We tend to assume that there will always be people who will want to invest here. At the best of times we can only capture the partial attention of those with the time, skills and money to think about investing here. Every time we go through an introverted patch – or the world economy catches cold – we go off their screens. But the diaspora doesn’t - for all those complex emotional reasons that see New Zealanders abroad spending so much time talking about this place.
It doesn’t matter whether it's young kiwi chefs in London, winemakers in the Napa Valley or investment bankers in Beijing (and without trying hard I can think of individuals who fit those descriptions right now). They will be a part of our nation and mobilised in our cause as long as those who stay here don’t turn New Zealand into a place that is no longer comprehensible to them.
Taking this view of New Zealand does have some implications for population and immigration. I do think we need to attract more people to live here – and I’m not convinced that a tortuously conceived points process is necessarily the way of guaranteeing a much better outcome than some basic language ability and a clean criminal record. Think what the Dutch have done for New Zealand – and how many would have survived our current immigration portcullis?

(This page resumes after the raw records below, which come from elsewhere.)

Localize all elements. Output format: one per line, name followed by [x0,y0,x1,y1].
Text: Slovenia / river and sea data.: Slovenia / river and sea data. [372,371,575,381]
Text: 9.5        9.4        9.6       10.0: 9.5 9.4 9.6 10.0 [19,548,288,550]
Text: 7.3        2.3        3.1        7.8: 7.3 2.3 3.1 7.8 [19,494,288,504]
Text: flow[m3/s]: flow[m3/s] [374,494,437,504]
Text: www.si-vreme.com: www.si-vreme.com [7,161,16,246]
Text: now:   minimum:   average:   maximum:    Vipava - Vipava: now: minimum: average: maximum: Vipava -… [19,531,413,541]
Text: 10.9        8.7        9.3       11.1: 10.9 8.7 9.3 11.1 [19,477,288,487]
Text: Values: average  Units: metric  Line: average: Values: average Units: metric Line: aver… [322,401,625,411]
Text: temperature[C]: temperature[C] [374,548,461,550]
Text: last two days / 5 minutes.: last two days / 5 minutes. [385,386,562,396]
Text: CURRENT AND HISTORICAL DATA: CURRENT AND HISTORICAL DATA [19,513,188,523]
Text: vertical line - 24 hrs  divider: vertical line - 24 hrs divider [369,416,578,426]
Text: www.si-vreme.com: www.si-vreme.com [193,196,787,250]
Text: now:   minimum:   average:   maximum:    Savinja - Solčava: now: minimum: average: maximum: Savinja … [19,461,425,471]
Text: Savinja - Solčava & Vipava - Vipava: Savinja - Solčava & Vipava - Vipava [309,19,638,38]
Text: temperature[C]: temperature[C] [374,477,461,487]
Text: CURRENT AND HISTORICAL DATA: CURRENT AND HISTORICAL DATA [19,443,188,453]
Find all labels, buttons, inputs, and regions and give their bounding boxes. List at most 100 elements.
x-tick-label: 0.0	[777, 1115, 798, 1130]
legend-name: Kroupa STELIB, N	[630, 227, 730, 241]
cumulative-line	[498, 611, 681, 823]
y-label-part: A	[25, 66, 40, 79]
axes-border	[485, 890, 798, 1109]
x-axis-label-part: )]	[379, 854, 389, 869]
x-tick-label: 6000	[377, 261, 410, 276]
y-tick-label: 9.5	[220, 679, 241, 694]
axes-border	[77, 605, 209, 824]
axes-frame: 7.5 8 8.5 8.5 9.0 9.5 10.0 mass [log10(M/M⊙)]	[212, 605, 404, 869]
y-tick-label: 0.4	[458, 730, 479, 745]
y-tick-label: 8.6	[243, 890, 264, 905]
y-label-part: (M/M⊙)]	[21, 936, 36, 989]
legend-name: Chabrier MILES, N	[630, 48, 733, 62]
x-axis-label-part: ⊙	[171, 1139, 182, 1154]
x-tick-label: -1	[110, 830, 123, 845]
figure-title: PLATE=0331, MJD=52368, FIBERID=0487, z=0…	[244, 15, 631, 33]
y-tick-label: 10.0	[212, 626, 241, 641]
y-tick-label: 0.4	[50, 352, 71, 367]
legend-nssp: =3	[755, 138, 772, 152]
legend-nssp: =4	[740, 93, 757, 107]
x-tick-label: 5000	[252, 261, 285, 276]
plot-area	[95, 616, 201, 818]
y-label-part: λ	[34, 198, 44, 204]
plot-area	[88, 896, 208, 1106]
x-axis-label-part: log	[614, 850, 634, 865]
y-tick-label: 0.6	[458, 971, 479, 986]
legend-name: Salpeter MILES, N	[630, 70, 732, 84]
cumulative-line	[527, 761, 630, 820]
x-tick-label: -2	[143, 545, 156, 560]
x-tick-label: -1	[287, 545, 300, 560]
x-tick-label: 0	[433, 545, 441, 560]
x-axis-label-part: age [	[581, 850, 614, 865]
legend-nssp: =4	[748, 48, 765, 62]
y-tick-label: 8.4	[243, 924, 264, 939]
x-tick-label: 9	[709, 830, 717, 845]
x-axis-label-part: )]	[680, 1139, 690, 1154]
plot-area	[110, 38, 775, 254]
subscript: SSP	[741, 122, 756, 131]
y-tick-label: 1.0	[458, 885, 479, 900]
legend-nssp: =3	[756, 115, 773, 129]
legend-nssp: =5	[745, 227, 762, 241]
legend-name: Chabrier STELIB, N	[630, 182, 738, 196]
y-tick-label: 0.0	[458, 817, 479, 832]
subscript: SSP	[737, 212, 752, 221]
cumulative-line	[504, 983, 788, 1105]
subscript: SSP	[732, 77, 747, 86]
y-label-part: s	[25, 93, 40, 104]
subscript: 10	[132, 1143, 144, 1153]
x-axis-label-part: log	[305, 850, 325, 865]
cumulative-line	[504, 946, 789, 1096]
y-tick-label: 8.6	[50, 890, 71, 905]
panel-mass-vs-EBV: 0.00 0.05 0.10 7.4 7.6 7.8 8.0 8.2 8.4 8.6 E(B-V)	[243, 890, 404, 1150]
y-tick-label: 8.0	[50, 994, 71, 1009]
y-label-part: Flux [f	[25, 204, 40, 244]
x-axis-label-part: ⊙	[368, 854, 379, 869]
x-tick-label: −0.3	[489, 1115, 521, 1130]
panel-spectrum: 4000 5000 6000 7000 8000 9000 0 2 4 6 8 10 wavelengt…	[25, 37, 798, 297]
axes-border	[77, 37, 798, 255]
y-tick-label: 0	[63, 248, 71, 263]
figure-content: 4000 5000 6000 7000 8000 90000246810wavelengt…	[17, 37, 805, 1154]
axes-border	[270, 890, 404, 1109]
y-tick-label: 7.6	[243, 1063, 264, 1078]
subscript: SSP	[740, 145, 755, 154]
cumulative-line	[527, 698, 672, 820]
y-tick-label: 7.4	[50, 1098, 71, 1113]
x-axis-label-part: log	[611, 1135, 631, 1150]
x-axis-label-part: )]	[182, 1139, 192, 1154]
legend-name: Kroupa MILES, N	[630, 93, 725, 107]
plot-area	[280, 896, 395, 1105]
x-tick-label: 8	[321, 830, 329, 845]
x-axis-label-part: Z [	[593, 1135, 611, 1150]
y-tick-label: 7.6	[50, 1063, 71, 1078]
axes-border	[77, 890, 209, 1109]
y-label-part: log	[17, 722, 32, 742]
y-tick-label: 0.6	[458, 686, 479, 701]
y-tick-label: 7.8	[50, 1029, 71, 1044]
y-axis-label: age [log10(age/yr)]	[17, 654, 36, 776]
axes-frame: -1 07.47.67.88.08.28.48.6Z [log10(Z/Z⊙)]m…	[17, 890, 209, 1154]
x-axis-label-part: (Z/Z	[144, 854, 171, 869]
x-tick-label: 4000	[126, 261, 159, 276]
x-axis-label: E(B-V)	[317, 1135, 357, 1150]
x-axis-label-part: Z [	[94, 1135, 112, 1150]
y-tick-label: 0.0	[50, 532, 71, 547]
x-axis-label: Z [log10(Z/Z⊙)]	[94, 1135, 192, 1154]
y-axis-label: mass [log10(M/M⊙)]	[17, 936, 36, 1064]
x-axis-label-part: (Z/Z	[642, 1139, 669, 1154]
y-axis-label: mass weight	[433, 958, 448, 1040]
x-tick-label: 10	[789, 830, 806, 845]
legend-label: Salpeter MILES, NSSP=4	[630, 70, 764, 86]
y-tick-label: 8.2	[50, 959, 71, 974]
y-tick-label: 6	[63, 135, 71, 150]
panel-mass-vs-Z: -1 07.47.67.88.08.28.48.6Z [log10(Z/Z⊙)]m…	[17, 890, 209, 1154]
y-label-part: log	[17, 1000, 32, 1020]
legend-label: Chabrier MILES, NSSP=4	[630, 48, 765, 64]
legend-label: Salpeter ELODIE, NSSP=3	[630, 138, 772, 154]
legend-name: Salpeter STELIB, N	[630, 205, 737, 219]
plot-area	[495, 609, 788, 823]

But I don’t think we should be straining for a tidal wave of people. Volume is not necessarily the answer in the world as it is evolving. Living here is, amongst other things, a lifestyle choice for many of us whether we’ve been here just a few generations, or can relate a whakapapa back to the thirteenth century. Our very low population density is a defining element of our national consciousness. And it’s virtually unobtainable elsewhere in temperate, maritime latitudes. We should be mindful of preserving our physical living conditions since they are what make this place unique. Maintaining a highly engaged diaspora could be a far more effective way of maintaining openness and fluency than simply engineering a mass tide of immigrants.
So what might we do to ensure that the open, transversal national model can flourish? It’s all about open minds and open borders. It’s about playing our part in international affairs and all the familiar things some of us have said about deepening further the Trans-Tasman relationship.
But there are some other things we might consider. For instance, what sort of historical world view are we teaching in New Zealand? It still seems stuck in the Cold War era. The School Certificate prescription administers doses of:
the origins of the welfare state (a component almost a generation old),
a study of revolutionary leadership in the USSR and interwar China,
conflict in Ireland (1909-22), conflict in Palestine (but only until the 1967 Seven Days’ War),
New Zealand’s Search for Security (concluding in the climactic year of 1985 when David Lange declared Peace on the world), and
the development of race relations from 1912-80.
What, you may well ask, has any of this to do with imparting a sense of nationhood in the year 2000, or our roots in late eighteenth and early nineteenth century thinking?
In short, we should view our diaspora as part of a nation that is quite distinct from the physical landmass that generates our mental imagery. New Zealand is not only a great place to live. It is a huge source of mental and emotional capital for maybe another million of us beyond these shores.
But if we are going to absorb what they can give us, those who for the time being stay here must resist the self-absorption and tribal nationalism that would have us turn in on ourselves. If we believe we are unique or that unique solutions apply in New Zealand, we are on the road to becoming incomprehensible not just to the world at large, but to parts of our own families and our friends who, by their very residence abroad, are proof that we are not.